California shark attack: surfer survives great white bite near San Francisco

California shark attack: surfer survives great white bite near San Francisco



A surfer was severely injured in an attack by a great white shark off California on Saturday, one month after researchers found that numbers of the predator were growing in the region.

The 35-year-old man was able to swim to shore at Gray Whale Cove beach close to San Francisco, where rescuers applied a tourniquet to his right leg.

First responders applied “advanced life support measures”, Cal Fire’s San Mateo-Santa Cruz unit said, then transported the man to the trauma unit at Zuckerberg San Francisco general hospital.

The man was released on Sunday. The shark that attacked him was estimated at between 6ft and 8ft, the San Mateo county sheriff’s office said, indicating it was probably a juvenile.

“It was only one bite and there were about 10 lacerations to the back of the right thigh,” Brian Ham, battalion chief of the San Mateo fire department told Bay Area’s CBS5.

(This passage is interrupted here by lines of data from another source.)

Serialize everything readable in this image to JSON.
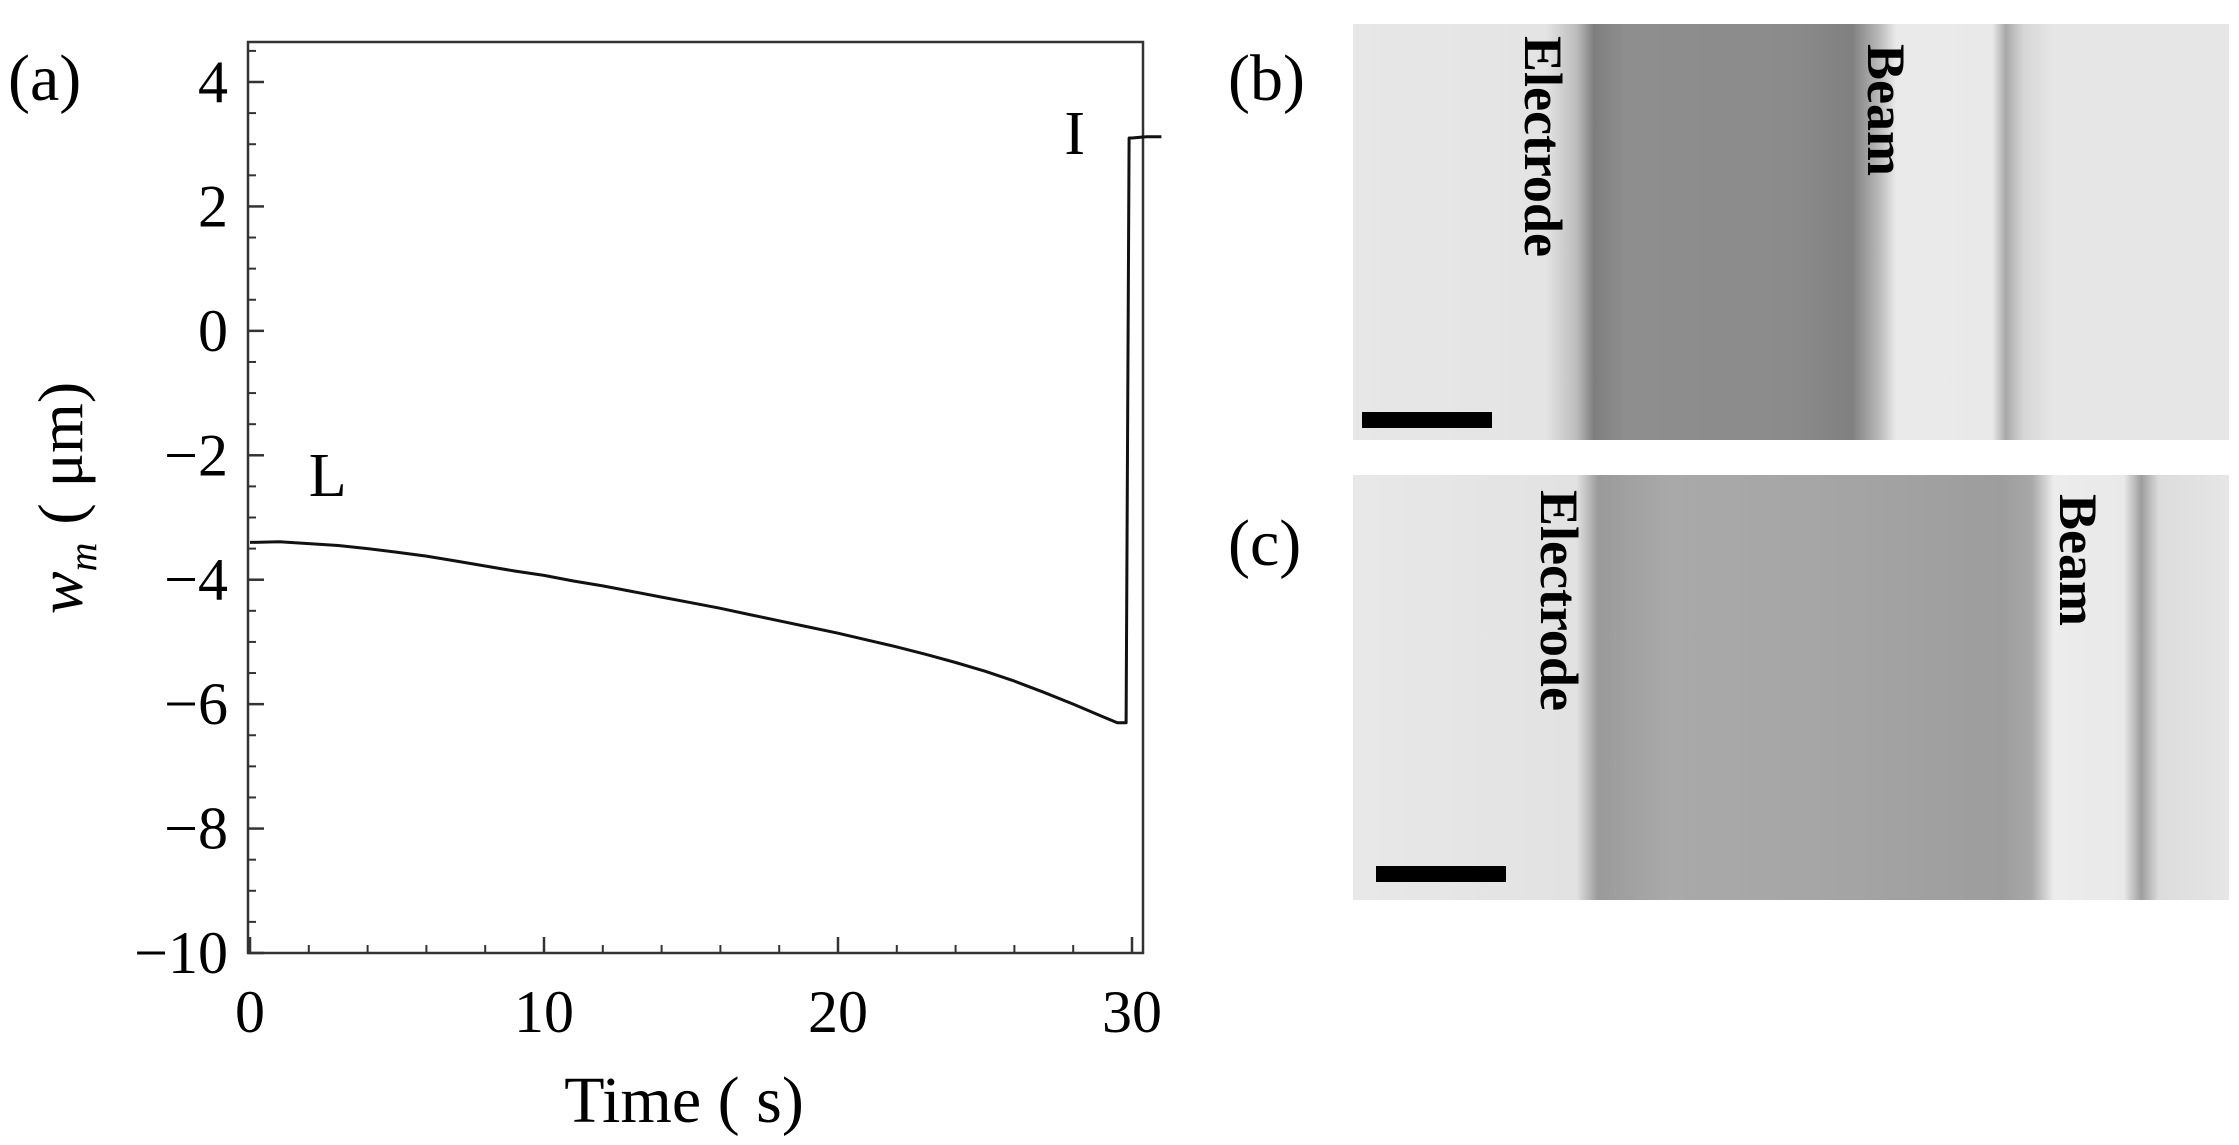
{
  "panels": {
    "a": {
      "label": "(a)",
      "chart_data": {
        "type": "line",
        "title": "",
        "xlabel": "Time ( s)",
        "ylabel_symbol": "w",
        "ylabel_subscript": "m",
        "ylabel_unit": "( μm)",
        "xlim": [
          0,
          31.2
        ],
        "ylim": [
          -10,
          4.5
        ],
        "x_ticks": [
          0,
          10,
          20,
          30
        ],
        "x_tick_labels": [
          "0",
          "10",
          "20",
          "30"
        ],
        "y_ticks": [
          4,
          2,
          0,
          -2,
          -4,
          -6,
          -8,
          -10
        ],
        "y_tick_labels": [
          "4",
          "2",
          "0",
          "−2",
          "−4",
          "−6",
          "−8",
          "−10"
        ],
        "grid": false,
        "annotations": [
          {
            "text": "L",
            "x": 2,
            "y": -2.3
          },
          {
            "text": "I",
            "x": 27.7,
            "y": 3.2
          }
        ],
        "series": [
          {
            "x": [
              0,
              1,
              2,
              3,
              4,
              5,
              6,
              7,
              8,
              9,
              10,
              11,
              12,
              13,
              14,
              15,
              16,
              17,
              18,
              19,
              20,
              21,
              22,
              23,
              24,
              25,
              26,
              27,
              28,
              29,
              29.5,
              29.8,
              29.9,
              30.0,
              30.5,
              31.0
            ],
            "y": [
              -3.4,
              -3.39,
              -3.42,
              -3.45,
              -3.5,
              -3.56,
              -3.62,
              -3.7,
              -3.78,
              -3.86,
              -3.93,
              -4.02,
              -4.1,
              -4.19,
              -4.28,
              -4.37,
              -4.46,
              -4.56,
              -4.66,
              -4.76,
              -4.86,
              -4.97,
              -5.08,
              -5.2,
              -5.33,
              -5.47,
              -5.63,
              -5.81,
              -6.0,
              -6.2,
              -6.3,
              -6.3,
              3.1,
              3.1,
              3.12,
              3.12
            ]
          }
        ]
      }
    },
    "b": {
      "label": "(b)",
      "electrode_label": "Electrode",
      "beam_label": "Beam"
    },
    "c": {
      "label": "(c)",
      "electrode_label": "Electrode",
      "beam_label": "Beam"
    }
  }
}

“Usually [the sharks are] within the surf zone, so they’re within 100ft to 200ft of the actual beach. It’s shallow but a shark can attack very close to the beach.”

Last month, marine ecologists at Montana State University found that great white numbers were up in northern California’s so-called “red triangle”, which runs north from Monterey Bay to Bodega Bay and about 20 miles offshore to the Farallon Islands. Gray Whale Cove is at the center of the coastal stretch.

The seven-year study, funded by Stanford and the Monterey Bay Aquarium and supported by Oregon State University, concluded there were 266 adult and sub-adult great whites in the triangle, a “modest” increase on a decade earlier.

But the researchers said it was a “clear indication” that ocean conditions were improving, with associated benefits to marine life.

“We are cautiously optimistic that this is a good news story for the ocean ecosystem off California,” Paul Kanive, lead author and a veteran member of the California white shark tagging team, told Newsweek.

“The findings are a good indicator of the overall health [of the system]. As an apex predator, white sharks need a healthy structure of other animals in the lower levels in the food chain. The preferred prey of the white shark, coastal seals and sea lions, have rebounded to very high numbers, thereby providing sustainable and plentiful food sources for the sharks.”

The biologists tagged sharks between 2011 and 2018, taking more than 1,500 photographs and using distinctive, jagged dorsal fins for identification.

Similar research published in 2011 suggested the presence of 219 adult and sub-adult great whites in the same region. The headline figure in both studies was the average of a possible range in numbers.

Preservation measures including California’s 1994 ban on the killing of great whites in state waters to three miles are credited with the species’ resurgence.

Despite their reputation as the most dangerous shark species to humans, the likelihood of a white shark killing or injuring a surfer is one in 17m, according to research published in 2015 – a 91% drop from 1950 to 2013 as the number of attacks remained constant while the human population increased.

“The probability of people encountering a white shark is very low,” Kanive told the Mercury News. “It’s a very rare event.”